Animal Feed Contamination: Effects on Livestock and Food Safety, Feed contamination with microbiological or toxicological agents can affect animal health, productivity and welfare.
Animal Feed Contamination: Effects on Livestock and Food Safety
At the same time, feed safety is an essential prerequisite for human consumption. The editor and contributors aim to provide an introduction to the complex matter of animal feed contamination, highlight several subjects of recent concern and illustrate the harmonization of legislation and strategies put into place by the global feed industry on feed quality and safety.
The book addresses the issues of microbiological hazards, contamination of feed materials by persistent organic pollutants and toxic metals and the risks associated with the presence of natural toxins in three separate sections.

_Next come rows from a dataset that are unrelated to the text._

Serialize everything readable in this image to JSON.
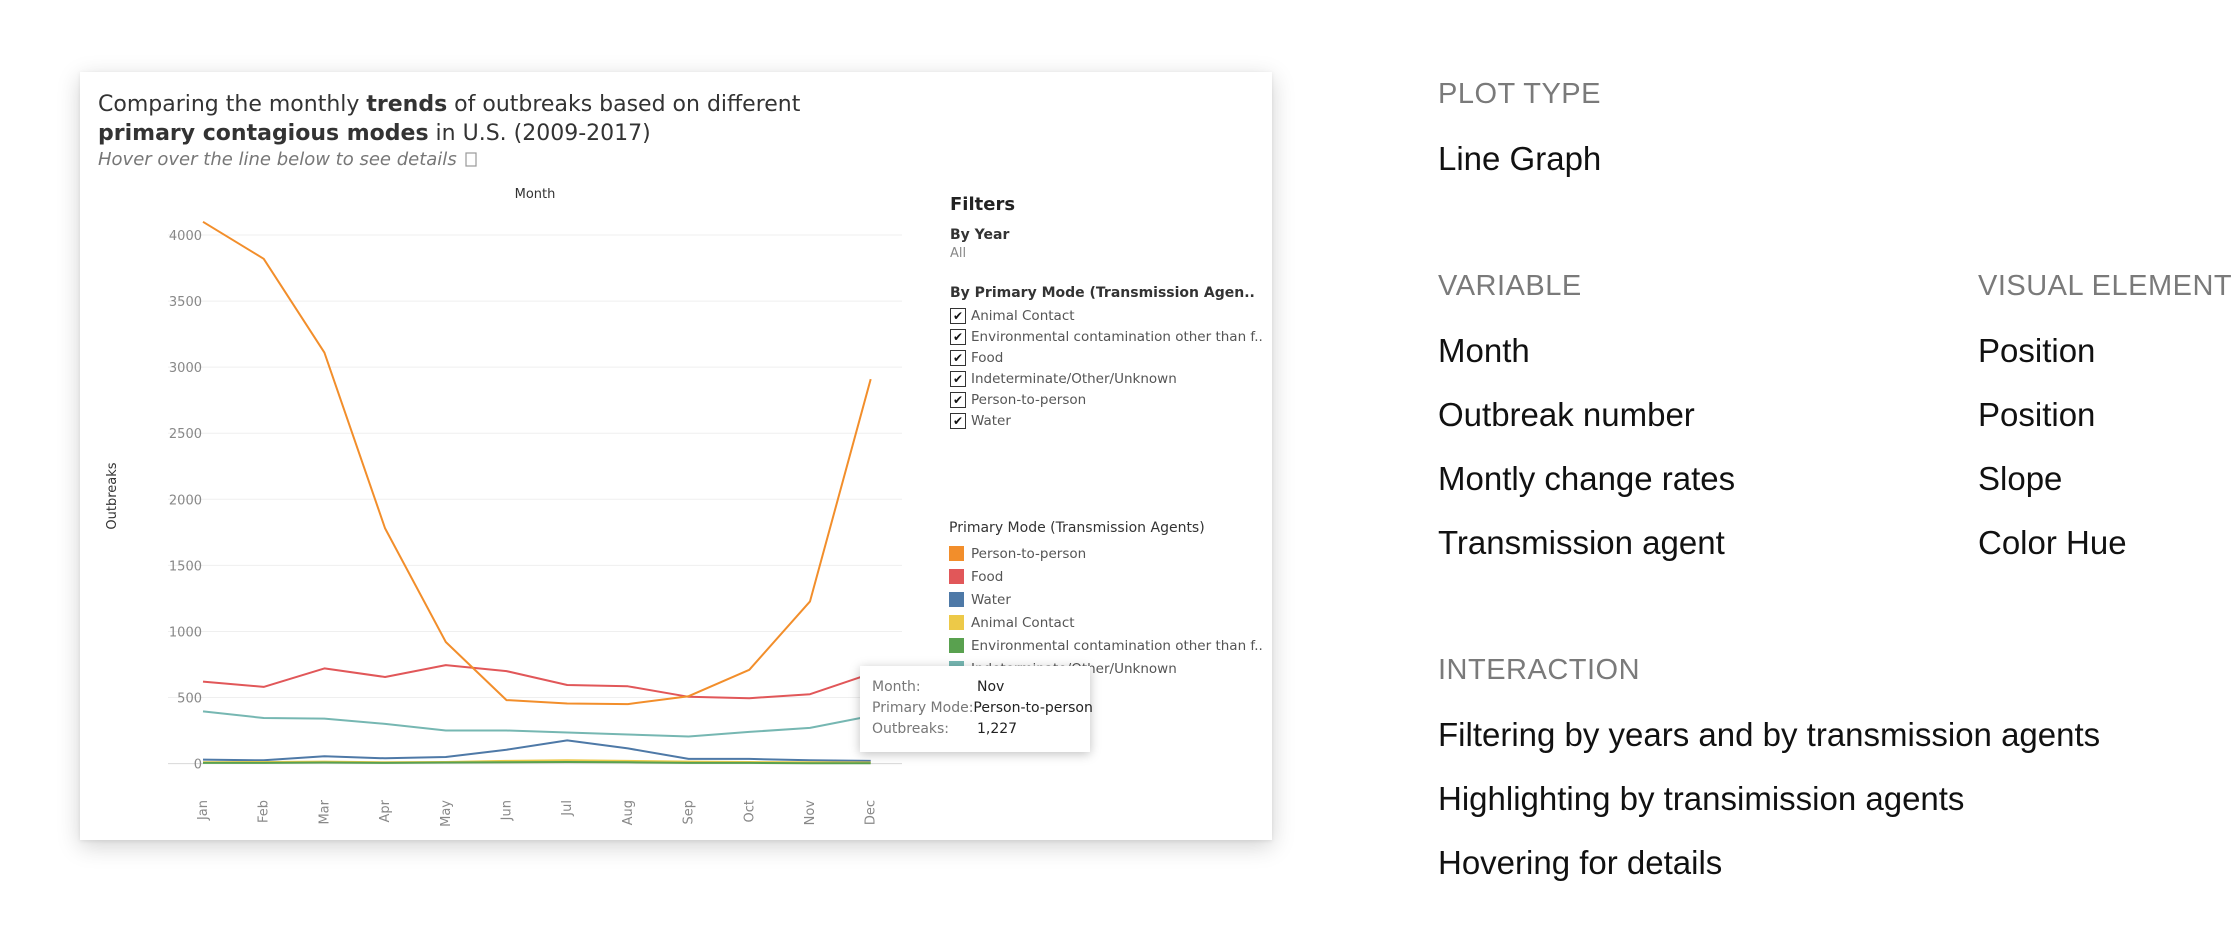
{
  "chart": {
    "title_pre": "Comparing the monthly ",
    "title_bold1": "trends",
    "title_mid": " of outbreaks based on different",
    "title_bold2": "primary contagious modes",
    "title_post": " in U.S. (2009-2017)",
    "subtitle": "Hover over the line below to see details",
    "subtitle_icon": "info-icon"
  },
  "filters": {
    "title": "Filters",
    "by_year_label": "By Year",
    "by_year_value": "All",
    "by_mode_label": "By Primary Mode (Transmission Agen..",
    "check_glyph": "✔",
    "items": [
      "Animal Contact",
      "Environmental contamination other than f..",
      "Food",
      "Indeterminate/Other/Unknown",
      "Person-to-person",
      "Water"
    ]
  },
  "legend": {
    "title": "Primary Mode (Transmission Agents)",
    "items": [
      {
        "label": "Person-to-person",
        "color": "#f28e2b"
      },
      {
        "label": "Food",
        "color": "#e15759"
      },
      {
        "label": "Water",
        "color": "#4e79a7"
      },
      {
        "label": "Animal Contact",
        "color": "#edc948"
      },
      {
        "label": "Environmental contamination other than f..",
        "color": "#59a14f"
      },
      {
        "label": "Indeterminate/Other/Unknown",
        "color": "#76b7b2"
      }
    ]
  },
  "tooltip": {
    "month_label": "Month:",
    "month_value": "Nov",
    "mode_label": "Primary Mode:",
    "mode_value": "Person-to-person",
    "outbreaks_label": "Outbreaks:",
    "outbreaks_value": "1,227"
  },
  "chart_data": {
    "type": "line",
    "xlabel": "Month",
    "ylabel": "Outbreaks",
    "x": [
      "Jan",
      "Feb",
      "Mar",
      "Apr",
      "May",
      "Jun",
      "Jul",
      "Aug",
      "Sep",
      "Oct",
      "Nov",
      "Dec"
    ],
    "yticks": [
      0,
      500,
      1000,
      1500,
      2000,
      2500,
      3000,
      3500,
      4000
    ],
    "ylim": [
      -200,
      4250
    ],
    "grid": true,
    "series": [
      {
        "name": "Indeterminate/Other/Unknown",
        "color": "#76b7b2",
        "values": [
          395,
          345,
          340,
          300,
          250,
          250,
          235,
          220,
          205,
          240,
          270,
          360
        ]
      },
      {
        "name": "Food",
        "color": "#e15759",
        "values": [
          620,
          580,
          720,
          655,
          745,
          700,
          595,
          585,
          505,
          495,
          525,
          680
        ]
      },
      {
        "name": "Water",
        "color": "#4e79a7",
        "values": [
          30,
          25,
          55,
          40,
          50,
          105,
          175,
          115,
          35,
          35,
          25,
          20
        ]
      },
      {
        "name": "Animal Contact",
        "color": "#edc948",
        "values": [
          10,
          12,
          15,
          10,
          12,
          20,
          25,
          20,
          15,
          12,
          10,
          8
        ]
      },
      {
        "name": "Environmental contamination other than f..",
        "color": "#59a14f",
        "values": [
          5,
          5,
          8,
          5,
          8,
          10,
          12,
          10,
          5,
          5,
          3,
          2
        ]
      },
      {
        "name": "Person-to-person",
        "color": "#f28e2b",
        "values": [
          4100,
          3820,
          3110,
          1780,
          920,
          480,
          455,
          450,
          510,
          710,
          1227,
          2910
        ]
      }
    ]
  },
  "info": {
    "plot_type_heading": "PLOT TYPE",
    "plot_type": "Line Graph",
    "variable_heading": "VARIABLE",
    "visual_heading": "VISUAL ELEMENT",
    "variables": [
      "Month",
      "Outbreak number",
      "Montly change rates",
      "Transmission agent"
    ],
    "visuals": [
      "Position",
      "Position",
      "Slope",
      "Color Hue"
    ],
    "interaction_heading": "INTERACTION",
    "interactions": [
      "Filtering by years and by transmission agents",
      "Highlighting by transimission agents",
      "Hovering for details"
    ]
  }
}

The next two parts discuss veterinary medicinal products as contaminants and the use of antimicrobials in animal feed and highlight the risks of emerging technologies. The final section is devoted to technical aspects of quality management.
The main areas addressed in the handbook include microbiological hazards, contamination of feed materials by persistent organic pollutants and toxic metals and the risks associated with the presence of natural toxins. On a global level, antimicrobial resistance is considered to be one of the major threats to the successful therapeutic use of antibiotics to combat human and animal bacterial infections. This is one of the topics treated in the section devoted to veterinary medical products as additives or contaminants in feed materials.
An emerging technology linked to feed production is genetic modification of crops, as GM crops are an important source of the plant biomass used as feed material. Their safety for the animal, the consumer of animal-derived products, and diverse ecosystems is a matter of controversial debate. Other emerging technologies generate new challenges for those responsible for feed safety, for example in the case of the production of biofuel from plant materials, providing guidance on safe levels for the use of the by-products of biofuel production in feeds. A short introduction to the potential risks associated with nanoscale feed ingredients is also presented.